Stillschweigend bliesen sie die Rauchwölkchen in die Luft, während sie die Kensington-Straße entlangschritten. Es war ein linder Aprilabend, und Marcus Phillips beobachtete mit Entzücken die rosenroten Wölkchen am Himmel, sowie die keimenden Knospen der Bäume, die den Frühling verkündeten. Newton hingegen dachte über die Handlung eines neuen Romanes nach. »Nun, Marc,« begann er plötzlich, »wie denkst du über den Empfangstag der Mrs. Stonex?«

»Er hat mir sehr gut gefallen, denn mehrere Gesichter erregten mein Interesse im höchsten Grade. Ich weiß nicht, ob du auch gerne Physiognomie studierst: ich kenne nichts Anregenderes. Worte können täuschen, Gesichter nur selten.«

»Ah, mein Junge, du irrst. Es gibt Leute, die all ihr Leben mit Masken umherlaufen, welche ebensowenig mit ihren wahren Gesichtern zu tun haben, wie der Himmel mit der Hölle.«

»Das mag sein, aber in einem unbewachten Augenblicke fällt die Maske, so daß wir das wahre Gesicht erschauen.«

»Aber es gibt Leute, deren Züge so unergründlich sind wie diejenigen der Sphinx, und so hart und kalt wie Marmor.«

»Auch sie drücken den Charakter aus. Nach meiner Erfahrung ist jedes Gesicht ein Buch, in dem man nur mit Verständnis zu lesen braucht. Das eine ist allerdings nicht des Lesens wert, das andere aber süß und anmutig, wie ein schönes Gedicht; dieses verrät tiefe Sehnsucht und Traurigkeit, jenes wilde Leidenschaften – oder es erzählt uns auch, deutlicher als Worte, eine entsetzliche Geschichte von unverschuldetem Unglücke. Ich als Maler verstehe mich sehr gut auf das Gesichterlesen; ein einziger Blick, ein Ausdruck, der ebenso schnell kommt, als er verschwindet, ein Zucken des Mundes gibt mir den Schlüssel zu einer ganzen Geschichte.«

»Hast du dich niemals getäuscht?«

»Bis jetzt noch nicht. Ich glaube, ich besitze die Gabe, Gesichtsausdrücke rasch zu erfassen.«

»Ich muß gestehen, daß ich mich niemals auf das Studium von Physiognomien verlegt habe, und finde, daß mir ein schönes Gesicht immer angenehm ist.«

»Ich kann deine Anschauung durchaus nicht teilen, ich kenne schöne Gesichter, die geradezu unangenehm wirken, und solche, die jeder Schönheit entbehren und doch, wenn von gewissen Gefühlen beeinflußt, geradezu vollendet schön aussehen. Hast du heute den Grafen Basano beobachtet, während er dem ›Ave Maria‹ lauschte? Jeder Bogenstrich verlieh seinem Gesichte einen anderen Ausdruck, jeder war schön, kindlich, einfach und rührend.
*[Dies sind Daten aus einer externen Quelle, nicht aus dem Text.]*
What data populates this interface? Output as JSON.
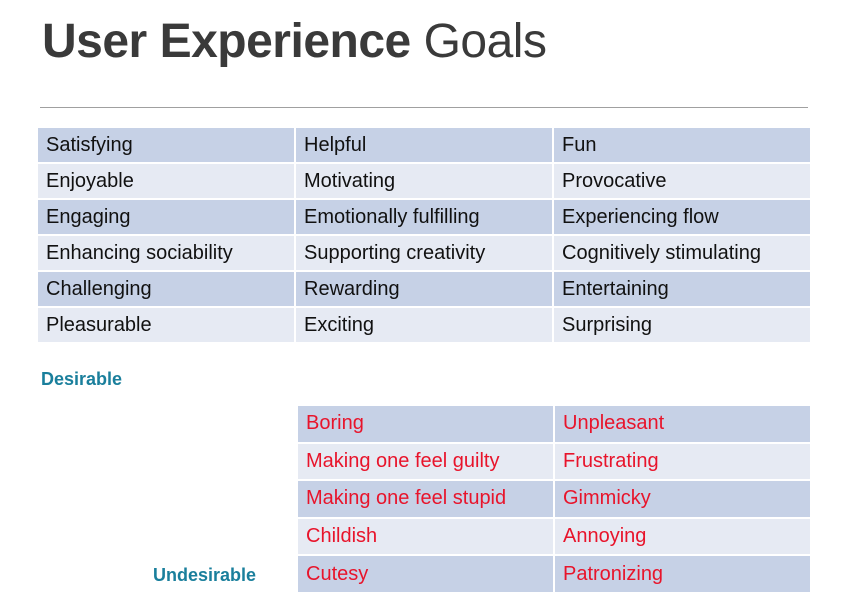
{
  "title": {
    "bold": "User Experience",
    "regular": "Goals"
  },
  "desirable": {
    "label": "Desirable",
    "rows": [
      [
        "Satisfying",
        "Helpful",
        "Fun"
      ],
      [
        "Enjoyable",
        "Motivating",
        "Provocative"
      ],
      [
        "Engaging",
        "Emotionally fulfilling",
        "Experiencing flow"
      ],
      [
        "Enhancing sociability",
        "Supporting creativity",
        "Cognitively stimulating"
      ],
      [
        "Challenging",
        "Rewarding",
        "Entertaining"
      ],
      [
        "Pleasurable",
        "Exciting",
        "Surprising"
      ]
    ]
  },
  "undesirable": {
    "label": "Undesirable",
    "rows": [
      [
        "Boring",
        "Unpleasant"
      ],
      [
        "Making one feel guilty",
        "Frustrating"
      ],
      [
        "Making one feel stupid",
        "Gimmicky"
      ],
      [
        "Childish",
        "Annoying"
      ],
      [
        "Cutesy",
        "Patronizing"
      ]
    ]
  },
  "colors": {
    "row_dark": "#c6d1e6",
    "row_light": "#e6eaf3",
    "undesirable_text": "#e8142b",
    "label_text": "#1a7f9c",
    "title_text": "#3a3a3a"
  }
}
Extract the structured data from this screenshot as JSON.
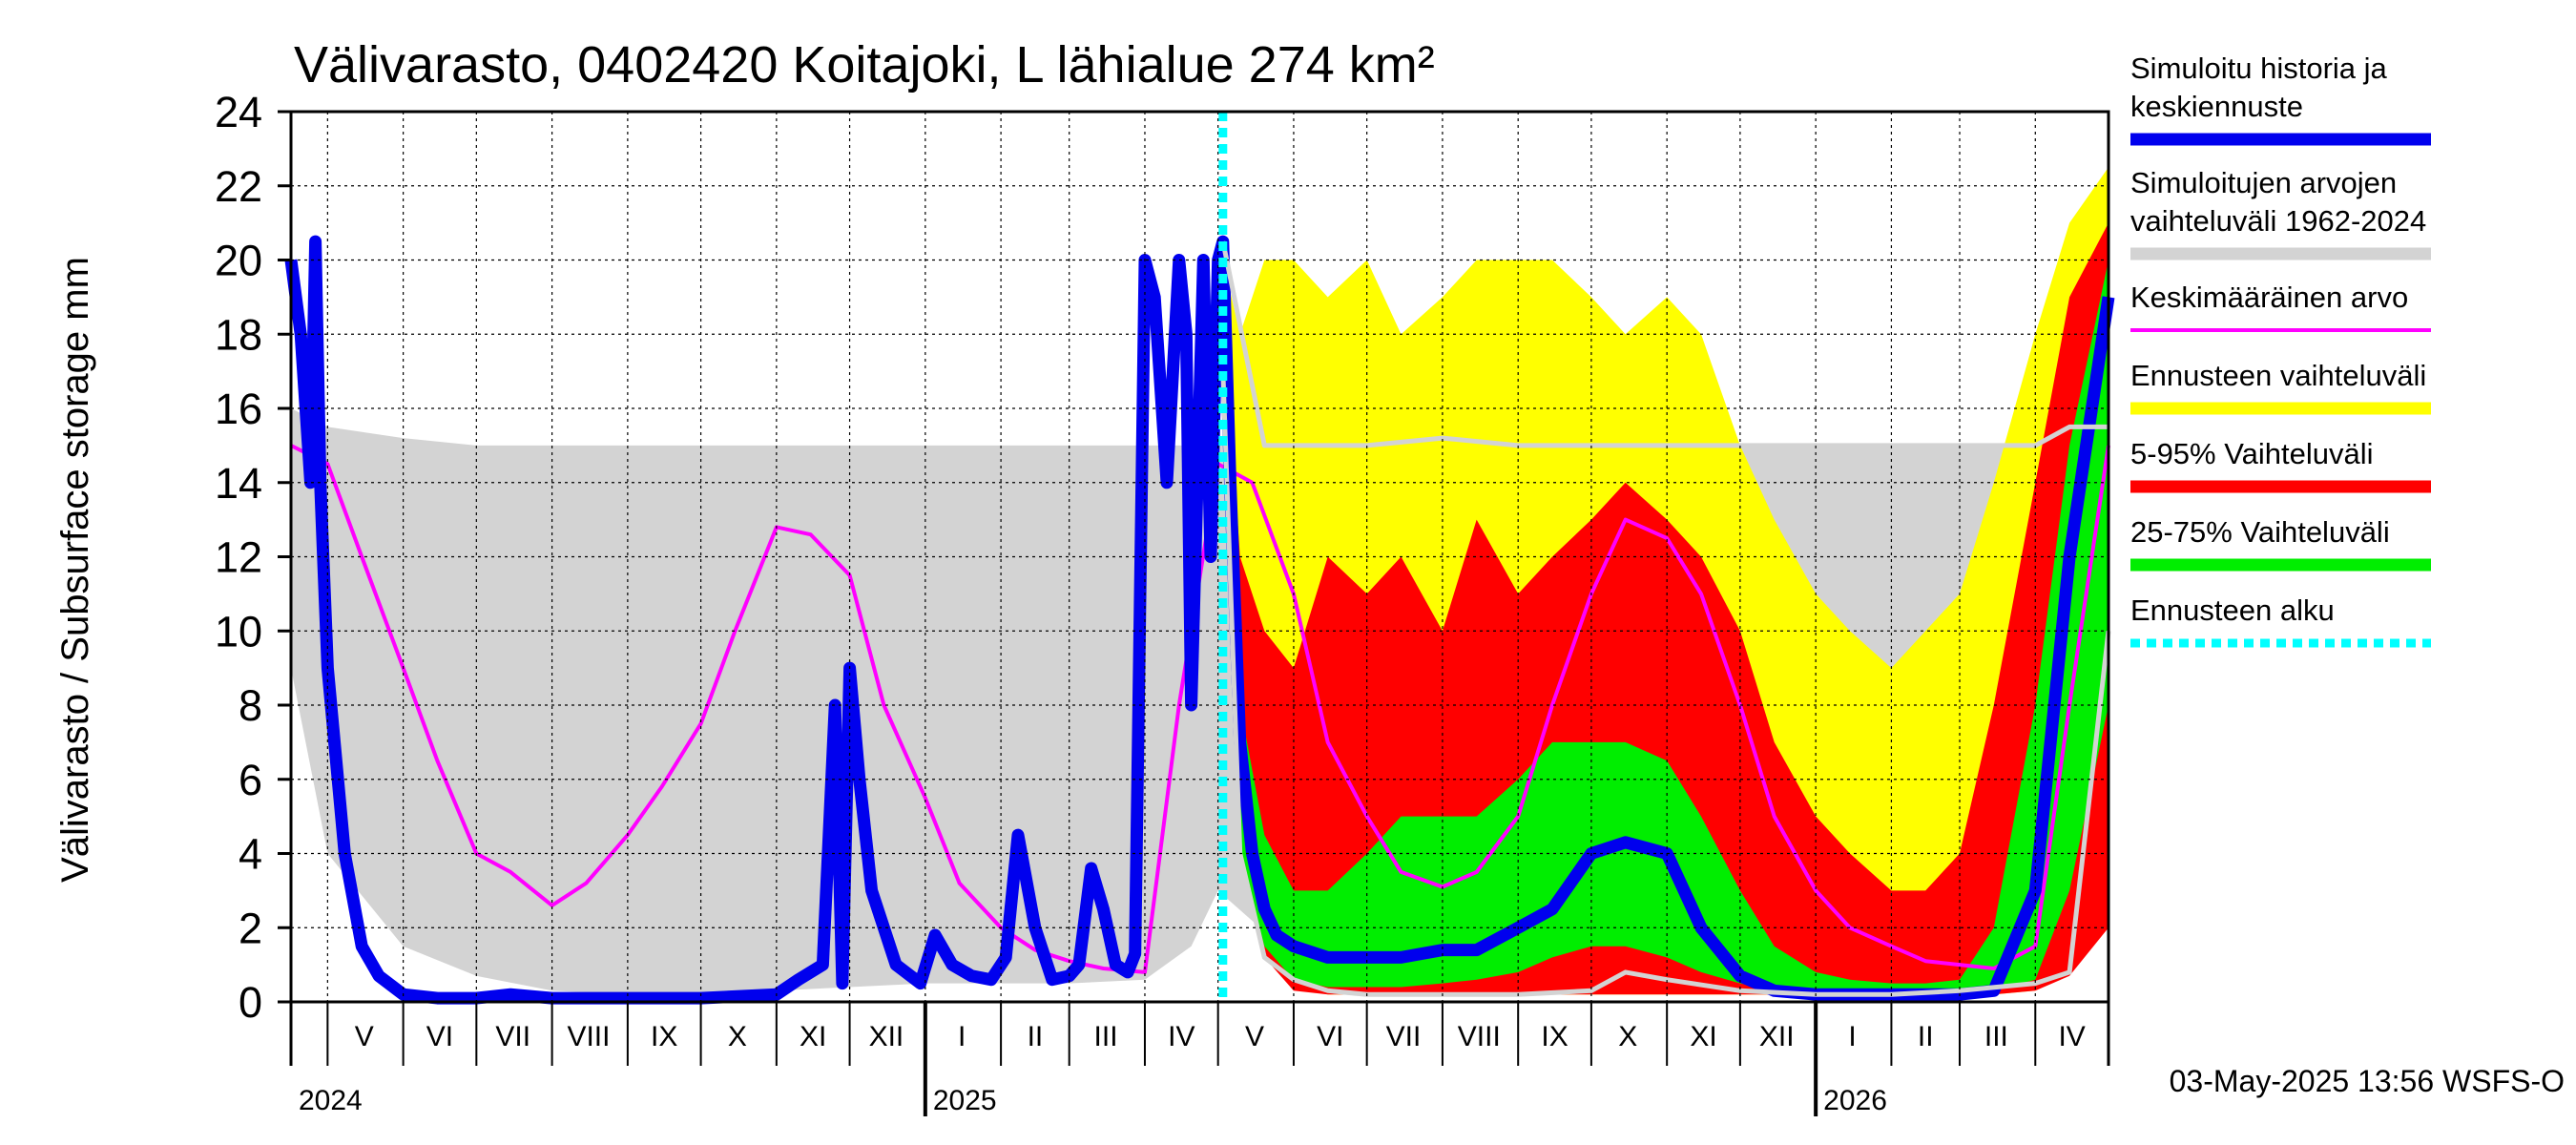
{
  "chart_data": {
    "type": "area",
    "title": "Välivarasto, 0402420 Koitajoki, L lähialue 274 km²",
    "ylabel": "Välivarasto / Subsurface storage  mm",
    "ylim": [
      0,
      24
    ],
    "ytick_labels": [
      "0",
      "2",
      "4",
      "6",
      "8",
      "10",
      "12",
      "14",
      "16",
      "18",
      "20",
      "22",
      "24"
    ],
    "x_range": [
      "2024-04-16",
      "2026-05-01"
    ],
    "grid": true,
    "legend_position": "right",
    "forecast_start": "2025-05-03",
    "months": [
      {
        "label": "V",
        "date": "2024-05-16"
      },
      {
        "label": "VI",
        "date": "2024-06-16"
      },
      {
        "label": "VII",
        "date": "2024-07-16"
      },
      {
        "label": "VIII",
        "date": "2024-08-16"
      },
      {
        "label": "IX",
        "date": "2024-09-16"
      },
      {
        "label": "X",
        "date": "2024-10-16"
      },
      {
        "label": "XI",
        "date": "2024-11-16"
      },
      {
        "label": "XII",
        "date": "2024-12-16"
      },
      {
        "label": "I",
        "date": "2025-01-16"
      },
      {
        "label": "II",
        "date": "2025-02-15"
      },
      {
        "label": "III",
        "date": "2025-03-16"
      },
      {
        "label": "IV",
        "date": "2025-04-16"
      },
      {
        "label": "V",
        "date": "2025-05-16"
      },
      {
        "label": "VI",
        "date": "2025-06-16"
      },
      {
        "label": "VII",
        "date": "2025-07-16"
      },
      {
        "label": "VIII",
        "date": "2025-08-16"
      },
      {
        "label": "IX",
        "date": "2025-09-16"
      },
      {
        "label": "X",
        "date": "2025-10-16"
      },
      {
        "label": "XI",
        "date": "2025-11-16"
      },
      {
        "label": "XII",
        "date": "2025-12-16"
      },
      {
        "label": "I",
        "date": "2026-01-16"
      },
      {
        "label": "II",
        "date": "2026-02-15"
      },
      {
        "label": "III",
        "date": "2026-03-16"
      },
      {
        "label": "IV",
        "date": "2026-04-16"
      }
    ],
    "years": [
      {
        "label": "2024",
        "date": "2024-04-16"
      },
      {
        "label": "2025",
        "date": "2025-01-01"
      },
      {
        "label": "2026",
        "date": "2026-01-01"
      }
    ],
    "legend": [
      {
        "label": "Simuloitu historia ja\nkeskiennuste",
        "color": "#0000ee",
        "style": "thick"
      },
      {
        "label": "Simuloitujen arvojen\nvaihteluväli 1962-2024",
        "color": "#d3d3d3",
        "style": "thick"
      },
      {
        "label": "Keskimääräinen arvo",
        "color": "#ff00ff",
        "style": "thin"
      },
      {
        "label": "Ennusteen vaihteluväli",
        "color": "#ffff00",
        "style": "thick"
      },
      {
        "label": "5-95% Vaihteluväli",
        "color": "#ff0000",
        "style": "thick"
      },
      {
        "label": "25-75% Vaihteluväli",
        "color": "#00ee00",
        "style": "thick"
      },
      {
        "label": "Ennusteen alku",
        "color": "#00ffff",
        "style": "dashed"
      }
    ],
    "series": [
      {
        "name": "Simuloitujen arvojen vaihteluväli 1962-2024",
        "kind": "band",
        "color": "#d3d3d3",
        "x": [
          "2024-04-16",
          "2024-05-01",
          "2024-06-01",
          "2024-07-01",
          "2024-08-01",
          "2024-09-01",
          "2024-10-01",
          "2024-11-01",
          "2024-12-01",
          "2025-01-01",
          "2025-02-01",
          "2025-03-01",
          "2025-04-01",
          "2025-04-20",
          "2025-05-01",
          "2025-06-01",
          "2025-07-01",
          "2025-08-01",
          "2025-09-01",
          "2025-10-01",
          "2025-11-01",
          "2025-12-01",
          "2026-01-01",
          "2026-02-01",
          "2026-03-01",
          "2026-04-01",
          "2026-05-01"
        ],
        "low": [
          9,
          4,
          1.5,
          0.7,
          0.3,
          0.2,
          0.2,
          0.3,
          0.4,
          0.5,
          0.5,
          0.5,
          0.6,
          1.5,
          3,
          1.2,
          0.5,
          0.3,
          0.2,
          0.3,
          0.3,
          0.4,
          0.5,
          0.5,
          0.5,
          0.6,
          2
        ],
        "high": [
          16,
          15.5,
          15.2,
          15,
          15,
          15,
          15,
          15,
          15,
          15,
          15,
          15,
          15,
          15,
          15,
          15,
          15,
          15,
          15,
          15,
          15,
          15,
          15,
          15,
          15,
          15,
          15.5
        ]
      },
      {
        "name": "Ennusteen vaihteluväli",
        "kind": "band",
        "color": "#ffff00",
        "x": [
          "2025-05-03",
          "2025-05-10",
          "2025-05-20",
          "2025-06-01",
          "2025-06-15",
          "2025-07-01",
          "2025-07-15",
          "2025-08-01",
          "2025-08-15",
          "2025-09-01",
          "2025-09-15",
          "2025-10-01",
          "2025-10-15",
          "2025-11-01",
          "2025-11-15",
          "2025-12-01",
          "2025-12-15",
          "2026-01-01",
          "2026-01-15",
          "2026-02-01",
          "2026-02-15",
          "2026-03-01",
          "2026-03-15",
          "2026-04-01",
          "2026-04-15",
          "2026-05-01"
        ],
        "low": [
          19,
          8,
          2,
          0.5,
          0.2,
          0.2,
          0.2,
          0.2,
          0.2,
          0.2,
          0.2,
          0.2,
          0.2,
          0.2,
          0.2,
          0.2,
          0.2,
          0.2,
          0.2,
          0.2,
          0.2,
          0.2,
          0.2,
          0.3,
          1,
          4
        ],
        "high": [
          20,
          18,
          20,
          20,
          19,
          20,
          18,
          19,
          20,
          20,
          20,
          19,
          18,
          19,
          18,
          15,
          13,
          11,
          10,
          9,
          10,
          11,
          14,
          18,
          21,
          22.5
        ]
      },
      {
        "name": "5-95% Vaihteluväli",
        "kind": "band",
        "color": "#ff0000",
        "x": [
          "2025-05-03",
          "2025-05-10",
          "2025-05-20",
          "2025-06-01",
          "2025-06-15",
          "2025-07-01",
          "2025-07-15",
          "2025-08-01",
          "2025-08-15",
          "2025-09-01",
          "2025-09-15",
          "2025-10-01",
          "2025-10-15",
          "2025-11-01",
          "2025-11-15",
          "2025-12-01",
          "2025-12-15",
          "2026-01-01",
          "2026-01-15",
          "2026-02-01",
          "2026-02-15",
          "2026-03-01",
          "2026-03-15",
          "2026-04-01",
          "2026-04-15",
          "2026-05-01"
        ],
        "low": [
          18,
          6,
          1.2,
          0.3,
          0.2,
          0.2,
          0.2,
          0.2,
          0.2,
          0.2,
          0.2,
          0.2,
          0.2,
          0.2,
          0.2,
          0.2,
          0.2,
          0.2,
          0.2,
          0.2,
          0.2,
          0.2,
          0.2,
          0.3,
          0.7,
          2
        ],
        "high": [
          19,
          12,
          10,
          9,
          12,
          11,
          12,
          10,
          13,
          11,
          12,
          13,
          14,
          13,
          12,
          10,
          7,
          5,
          4,
          3,
          3,
          4,
          8,
          14,
          19,
          21
        ]
      },
      {
        "name": "25-75% Vaihteluväli",
        "kind": "band",
        "color": "#00ee00",
        "x": [
          "2025-05-03",
          "2025-05-10",
          "2025-05-20",
          "2025-06-01",
          "2025-06-15",
          "2025-07-01",
          "2025-07-15",
          "2025-08-01",
          "2025-08-15",
          "2025-09-01",
          "2025-09-15",
          "2025-10-01",
          "2025-10-15",
          "2025-11-01",
          "2025-11-15",
          "2025-12-01",
          "2025-12-15",
          "2026-01-01",
          "2026-01-15",
          "2026-02-01",
          "2026-02-15",
          "2026-03-01",
          "2026-03-15",
          "2026-04-01",
          "2026-04-15",
          "2026-05-01"
        ],
        "low": [
          17,
          4,
          1.5,
          0.6,
          0.4,
          0.4,
          0.4,
          0.5,
          0.6,
          0.8,
          1.2,
          1.5,
          1.5,
          1.2,
          0.8,
          0.5,
          0.3,
          0.2,
          0.2,
          0.2,
          0.2,
          0.2,
          0.3,
          0.6,
          3,
          8
        ],
        "high": [
          18,
          8,
          4.5,
          3,
          3,
          4,
          5,
          5,
          5,
          6,
          7,
          7,
          7,
          6.5,
          5,
          3,
          1.5,
          0.8,
          0.6,
          0.5,
          0.5,
          0.6,
          2,
          8,
          15,
          20
        ]
      },
      {
        "name": "Keskimääräinen arvo",
        "kind": "line",
        "color": "#ff00ff",
        "x": [
          "2024-04-16",
          "2024-05-01",
          "2024-05-15",
          "2024-06-01",
          "2024-06-15",
          "2024-07-01",
          "2024-07-15",
          "2024-08-01",
          "2024-08-15",
          "2024-09-01",
          "2024-09-15",
          "2024-10-01",
          "2024-10-15",
          "2024-11-01",
          "2024-11-15",
          "2024-12-01",
          "2024-12-15",
          "2025-01-01",
          "2025-01-15",
          "2025-02-01",
          "2025-02-15",
          "2025-03-01",
          "2025-03-15",
          "2025-04-01",
          "2025-04-15",
          "2025-05-01",
          "2025-05-15",
          "2025-06-01",
          "2025-06-15",
          "2025-07-01",
          "2025-07-15",
          "2025-08-01",
          "2025-08-15",
          "2025-09-01",
          "2025-09-15",
          "2025-10-01",
          "2025-10-15",
          "2025-11-01",
          "2025-11-15",
          "2025-12-01",
          "2025-12-15",
          "2026-01-01",
          "2026-01-15",
          "2026-02-01",
          "2026-02-15",
          "2026-03-01",
          "2026-03-15",
          "2026-04-01",
          "2026-04-15",
          "2026-05-01"
        ],
        "y": [
          15,
          14.5,
          12,
          9,
          6.5,
          4,
          3.5,
          2.6,
          3.2,
          4.5,
          5.8,
          7.5,
          10,
          12.8,
          12.6,
          11.5,
          8,
          5.5,
          3.2,
          2,
          1.4,
          1.1,
          0.9,
          0.8,
          8,
          14.5,
          14,
          11,
          7,
          5,
          3.5,
          3.1,
          3.5,
          5,
          8,
          11,
          13,
          12.5,
          11,
          8,
          5,
          3,
          2,
          1.5,
          1.1,
          1,
          0.9,
          1.5,
          8,
          15
        ]
      },
      {
        "name": "Simuloitu historia ja keskiennuste",
        "kind": "line",
        "color": "#0000ee",
        "x": [
          "2024-04-16",
          "2024-04-20",
          "2024-04-24",
          "2024-04-26",
          "2024-04-28",
          "2024-05-01",
          "2024-05-08",
          "2024-05-15",
          "2024-05-22",
          "2024-06-01",
          "2024-06-15",
          "2024-07-01",
          "2024-07-15",
          "2024-08-01",
          "2024-09-01",
          "2024-10-01",
          "2024-11-01",
          "2024-11-10",
          "2024-11-20",
          "2024-11-25",
          "2024-11-28",
          "2024-12-01",
          "2024-12-05",
          "2024-12-10",
          "2024-12-20",
          "2024-12-30",
          "2025-01-05",
          "2025-01-12",
          "2025-01-20",
          "2025-01-28",
          "2025-02-03",
          "2025-02-08",
          "2025-02-15",
          "2025-02-22",
          "2025-03-01",
          "2025-03-05",
          "2025-03-10",
          "2025-03-15",
          "2025-03-20",
          "2025-03-25",
          "2025-03-28",
          "2025-04-01",
          "2025-04-05",
          "2025-04-10",
          "2025-04-15",
          "2025-04-18",
          "2025-04-20",
          "2025-04-25",
          "2025-04-28",
          "2025-05-01",
          "2025-05-03",
          "2025-05-06",
          "2025-05-10",
          "2025-05-15",
          "2025-05-20",
          "2025-05-25",
          "2025-06-01",
          "2025-06-15",
          "2025-07-01",
          "2025-07-15",
          "2025-08-01",
          "2025-08-15",
          "2025-09-01",
          "2025-09-15",
          "2025-10-01",
          "2025-10-15",
          "2025-11-01",
          "2025-11-15",
          "2025-12-01",
          "2025-12-15",
          "2026-01-01",
          "2026-02-01",
          "2026-03-01",
          "2026-03-15",
          "2026-04-01",
          "2026-04-15",
          "2026-05-01"
        ],
        "y": [
          20,
          18,
          14,
          20.5,
          14,
          9,
          4,
          1.5,
          0.7,
          0.2,
          0.1,
          0.1,
          0.2,
          0.1,
          0.1,
          0.1,
          0.2,
          0.6,
          1,
          8,
          0.5,
          9,
          6,
          3,
          1,
          0.5,
          1.8,
          1,
          0.7,
          0.6,
          1.2,
          4.5,
          2,
          0.6,
          0.7,
          1,
          3.6,
          2.5,
          1,
          0.8,
          1.3,
          20,
          19,
          14,
          20,
          18,
          8,
          20,
          12,
          20,
          20.5,
          14,
          7,
          4,
          2.5,
          1.8,
          1.5,
          1.2,
          1.2,
          1.2,
          1.4,
          1.4,
          2,
          2.5,
          4,
          4.3,
          4,
          2,
          0.7,
          0.3,
          0.2,
          0.2,
          0.2,
          0.3,
          3,
          12,
          19
        ]
      },
      {
        "name": "Ennusteen minimi",
        "kind": "line",
        "color": "#d3d3d3",
        "x": [
          "2025-05-03",
          "2025-05-10",
          "2025-05-20",
          "2025-06-01",
          "2025-06-15",
          "2025-07-01",
          "2025-08-01",
          "2025-09-01",
          "2025-10-01",
          "2025-10-15",
          "2025-11-01",
          "2025-12-01",
          "2026-01-01",
          "2026-02-01",
          "2026-03-01",
          "2026-04-01",
          "2026-04-15",
          "2026-05-01"
        ],
        "y": [
          17,
          4,
          1.2,
          0.6,
          0.3,
          0.2,
          0.2,
          0.2,
          0.3,
          0.8,
          0.6,
          0.3,
          0.2,
          0.2,
          0.3,
          0.5,
          0.8,
          10
        ]
      },
      {
        "name": "Ennusteen maksimi",
        "kind": "line",
        "color": "#d3d3d3",
        "x": [
          "2025-05-03",
          "2025-05-20",
          "2025-06-01",
          "2025-07-01",
          "2025-08-01",
          "2025-09-01",
          "2025-10-01",
          "2025-11-01",
          "2025-12-01",
          "2026-01-01",
          "2026-02-01",
          "2026-03-01",
          "2026-04-01",
          "2026-04-15",
          "2026-05-01"
        ],
        "y": [
          20.5,
          15,
          15,
          15,
          15.2,
          15,
          15,
          15,
          15,
          15,
          15,
          15,
          15,
          15.5,
          15.5
        ]
      }
    ]
  },
  "timestamp": "03-May-2025 13:56 WSFS-O"
}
Ganz besonders interessiert hat mich heute abend ein Gesicht.«

»Das der Mrs. Stonex?«

»Nein, das Lucius Martyns. Er gefällt mir, trotzdem ich ihn nicht verstehe.«

»Er ist nicht natürlich und spricht stets in wohlgesetzten Phrasen, die er vor seinem Spiegel einübt, um mit seinem Mienenspiele und seinen Posen seine Zuhörer zu verblüffen.«

»Sage das nicht, du raubst mir mit einem Schlage jede Illusion.«

»Die wird er dir bald genug selbst rauben, wenn du ihn dieselben Phrasen mit den theatralischen Bewegungen öfters aussprechen hörst. So wie seine Phrasen ist auch sein Buch – ein miserabler Schund, das den Kritikern Veranlassung gegeben hat, kein ganzes Haar an ihm zu lassen.« Newton rieb sich vergnügt die Hände. Der Mißerfolg des Poeten der ›ästhetischen‹ Schule schien ihm Freude zu bereiten. »Er ist ein sehr guter Kerl,« fügte er rasch hinzu, »ein sehr guter Kerl, aber – ein Idiot.«

Er reichte dem Freunde noch eine Zigarre und steckte sich selbst eine an; dann setzten sie ihren Weg in Gedanken versunken fort.